If you guessed the business will lose roughly 50% of its customers you got it right. And replacing that sign with another one saying "going out of business" is only a matter of time.
Well, this simple concept of not discriminating against certain categories of customers seems to be too complicated to comprehend to the enlightened, open-minded liberals who run the mainstream media. To them, being Democrat ideologues and lapdogs for Obama trumps over their duty to be impartial observers and reporters of the news.
The result? The liberals in the media don't serve all their customers anymore, they only serve the 50% that agrees with them politically. The other 50% who they refuse to serve (or even badmouths) stops buying their product and refuse to put money in their pockets. Simple economics the mind of a liberal would never understand.
Here is another real life example of how this failure of the media management to serve all readers not only the liberal ones is claiming another victim: The Boston Globe.
Details of threat to close Globe emerge
Storm over Morrissey Boulevard
There’s a mutinous mood on Morrissey Boulevard, as Boston Globe staffers lash out over a stunning ultimatum from parent company The New York Times [NYT] Co.
“They’re nickel-and-diming people,” said a Globe union official who spoke on condition of anonymity, adding that top executives at The New York Times Co., which owns the Globe, “have ruined” the sagging broadsheet.
On Thursday, Times executives told representatives from the Boston paper’s 13 unions that they must trim $20 million from their budgets by May 1 or the Times would shut the paper down.
The move came days after the Globe reduced its newsroom work force by about 70 employees, full and part time, through a mix of voluntary buyouts and layoffs.
“We’re going to go through the same thing three months later,” said a frustrated union boss.
Other outraged Globe staffers and area union leaders yesterday accused the Times of bullying tactics designed to make the money losing Morrissey Boulevard paper more attractive to a potential buyer, or just strongarm long-sought concessions from unions.
“They are trying to strip it down to the bare bones, and then they are either going to sell it or go all digital,” said a Globe union official.
“If you are a business owner, and you are looking to squeeze costs, this is the perfect time,” said another local union honcho.
Other Globe staffers grieved and worried for their paper. They spoke on condition of anonymity, citing the climate at the newspaper.
“A lot of people are really sad,” said one Globe reporter.
Times management declined to comment again yesterday.
Sources yesterday described an heated and acrimonious mood in the meeting between representatives of 13 Globe unions and Times and Globe executives who presented the deadline threat. They spoke on condition of anonymity, citing the climate at the newspaper.

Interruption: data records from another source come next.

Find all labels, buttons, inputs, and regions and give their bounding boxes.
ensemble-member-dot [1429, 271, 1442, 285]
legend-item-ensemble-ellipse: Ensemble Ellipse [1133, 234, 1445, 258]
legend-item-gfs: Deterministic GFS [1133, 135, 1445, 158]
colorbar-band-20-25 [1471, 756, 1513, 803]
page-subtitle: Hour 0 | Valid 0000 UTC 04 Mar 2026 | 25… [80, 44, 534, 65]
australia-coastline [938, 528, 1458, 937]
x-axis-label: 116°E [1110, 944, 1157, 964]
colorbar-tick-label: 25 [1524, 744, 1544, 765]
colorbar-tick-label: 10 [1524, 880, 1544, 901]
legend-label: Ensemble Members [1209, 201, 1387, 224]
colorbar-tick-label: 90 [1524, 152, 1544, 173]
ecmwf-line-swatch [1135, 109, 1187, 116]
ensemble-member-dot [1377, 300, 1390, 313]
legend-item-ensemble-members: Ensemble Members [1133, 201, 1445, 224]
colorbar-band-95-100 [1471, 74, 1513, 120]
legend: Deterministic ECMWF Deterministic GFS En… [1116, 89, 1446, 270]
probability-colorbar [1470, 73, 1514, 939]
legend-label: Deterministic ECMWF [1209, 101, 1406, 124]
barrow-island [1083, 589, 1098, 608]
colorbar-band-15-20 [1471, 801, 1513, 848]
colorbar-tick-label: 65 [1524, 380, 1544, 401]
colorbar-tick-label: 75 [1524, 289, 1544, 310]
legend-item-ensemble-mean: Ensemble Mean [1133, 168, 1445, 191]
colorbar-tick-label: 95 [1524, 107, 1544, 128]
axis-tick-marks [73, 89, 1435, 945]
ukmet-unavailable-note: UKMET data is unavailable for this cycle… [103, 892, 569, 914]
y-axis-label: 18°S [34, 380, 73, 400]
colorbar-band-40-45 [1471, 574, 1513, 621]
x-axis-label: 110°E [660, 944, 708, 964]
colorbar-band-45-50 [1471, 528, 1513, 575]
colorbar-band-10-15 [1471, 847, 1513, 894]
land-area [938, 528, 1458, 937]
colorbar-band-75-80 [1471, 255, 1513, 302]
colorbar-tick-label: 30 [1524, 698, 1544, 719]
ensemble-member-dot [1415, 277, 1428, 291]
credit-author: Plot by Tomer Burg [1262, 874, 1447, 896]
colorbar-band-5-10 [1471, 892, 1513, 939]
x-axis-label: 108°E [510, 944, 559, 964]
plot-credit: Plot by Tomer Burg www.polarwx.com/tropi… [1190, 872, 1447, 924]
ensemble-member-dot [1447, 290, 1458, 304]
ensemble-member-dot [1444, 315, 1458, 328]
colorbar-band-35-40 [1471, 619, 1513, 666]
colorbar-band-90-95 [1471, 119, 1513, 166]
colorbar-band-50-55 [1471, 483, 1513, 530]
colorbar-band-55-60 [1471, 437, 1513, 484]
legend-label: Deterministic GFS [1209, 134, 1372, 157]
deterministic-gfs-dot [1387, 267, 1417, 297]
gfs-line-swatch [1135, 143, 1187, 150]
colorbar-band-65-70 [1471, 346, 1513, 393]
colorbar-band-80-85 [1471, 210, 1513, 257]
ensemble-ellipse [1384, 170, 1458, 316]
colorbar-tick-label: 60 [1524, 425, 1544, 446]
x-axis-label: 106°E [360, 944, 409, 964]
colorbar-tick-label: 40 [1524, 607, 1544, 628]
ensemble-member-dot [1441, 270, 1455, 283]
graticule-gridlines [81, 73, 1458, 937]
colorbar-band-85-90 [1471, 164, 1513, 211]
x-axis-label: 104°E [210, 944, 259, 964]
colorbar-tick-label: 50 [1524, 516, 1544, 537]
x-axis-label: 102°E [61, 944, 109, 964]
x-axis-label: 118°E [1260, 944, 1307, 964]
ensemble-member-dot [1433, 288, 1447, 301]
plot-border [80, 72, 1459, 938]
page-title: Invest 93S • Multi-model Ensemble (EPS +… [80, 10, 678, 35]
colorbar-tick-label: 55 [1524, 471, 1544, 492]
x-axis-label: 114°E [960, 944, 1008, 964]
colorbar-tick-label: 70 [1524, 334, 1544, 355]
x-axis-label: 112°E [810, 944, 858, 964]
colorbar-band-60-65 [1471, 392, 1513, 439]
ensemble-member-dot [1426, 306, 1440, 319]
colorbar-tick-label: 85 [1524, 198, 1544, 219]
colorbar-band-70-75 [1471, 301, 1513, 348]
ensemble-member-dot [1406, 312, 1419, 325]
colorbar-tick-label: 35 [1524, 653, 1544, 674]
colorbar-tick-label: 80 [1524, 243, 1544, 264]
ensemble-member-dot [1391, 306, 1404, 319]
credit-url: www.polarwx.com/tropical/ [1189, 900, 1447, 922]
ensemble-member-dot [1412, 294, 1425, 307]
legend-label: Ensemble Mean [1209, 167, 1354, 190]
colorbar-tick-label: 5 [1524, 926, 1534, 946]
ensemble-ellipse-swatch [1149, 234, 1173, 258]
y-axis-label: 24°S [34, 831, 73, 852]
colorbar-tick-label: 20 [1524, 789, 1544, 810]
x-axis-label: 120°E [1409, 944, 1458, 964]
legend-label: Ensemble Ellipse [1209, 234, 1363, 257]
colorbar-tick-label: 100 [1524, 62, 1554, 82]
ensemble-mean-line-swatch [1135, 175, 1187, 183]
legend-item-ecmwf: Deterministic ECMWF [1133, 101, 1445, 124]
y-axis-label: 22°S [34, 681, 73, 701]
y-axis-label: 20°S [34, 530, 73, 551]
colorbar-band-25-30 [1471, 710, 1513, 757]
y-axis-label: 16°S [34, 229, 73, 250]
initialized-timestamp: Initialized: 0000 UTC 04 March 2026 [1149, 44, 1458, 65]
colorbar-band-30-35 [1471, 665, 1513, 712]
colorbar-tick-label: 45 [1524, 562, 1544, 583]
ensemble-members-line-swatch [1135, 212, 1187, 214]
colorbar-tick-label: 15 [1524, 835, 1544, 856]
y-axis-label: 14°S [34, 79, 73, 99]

“They were crying poormouth,” a union member said, “saying there’s no advertising revenues. Of course there’s no revenue. They just fired about 50 advertising solicitors three months ago.”
One union official pointed out to the Globe brass that company managers received bonuses earlier this year. “That set them back,” a union source said.
Boston Newspaper Guild President Daniel Totten, who represents the paper’s largest union, issued a memo Friday to members saying the unions have already given up more than their fair share in recent years.
But newspaper analysts say the guild is likely to give in to management demands, which include proposals for pay cuts, the end of pension contributions and the elimination of lifetime job guarantees for longtime staffers.
“They will give in, right away,” said Douglas McIntyre, editor of 24/7 Wall Street, a New York financial media company. “A 20 percent cut is better than a 100 percent job loss.”
The Globe — which was bought in 1993 in a $1.1 billion New England media package — reportedly is on track to lose $85 million this year without the concessions. The Times Company lost almost $58 million last year.
Those losses come amid an unforgiving climate for print media: In the past month, the revenue-losing Rocky Mountain News closed, the Chicago Sun-Times declared bankruptcy, and the Seattle Post- Intelligencer laid off almost its entire staff and went online.
“The New York Times Company can’t afford to keep the Boston Globe open,” McIntyre said. “The Globe lost $50 million last year, and that could keep going up.”
I have a suggestion for an emergency plan that may help cut costs and keep them afloat for a while: lay off all the reporters, you don't need them. Their news come from one source: the Democrat National Committee.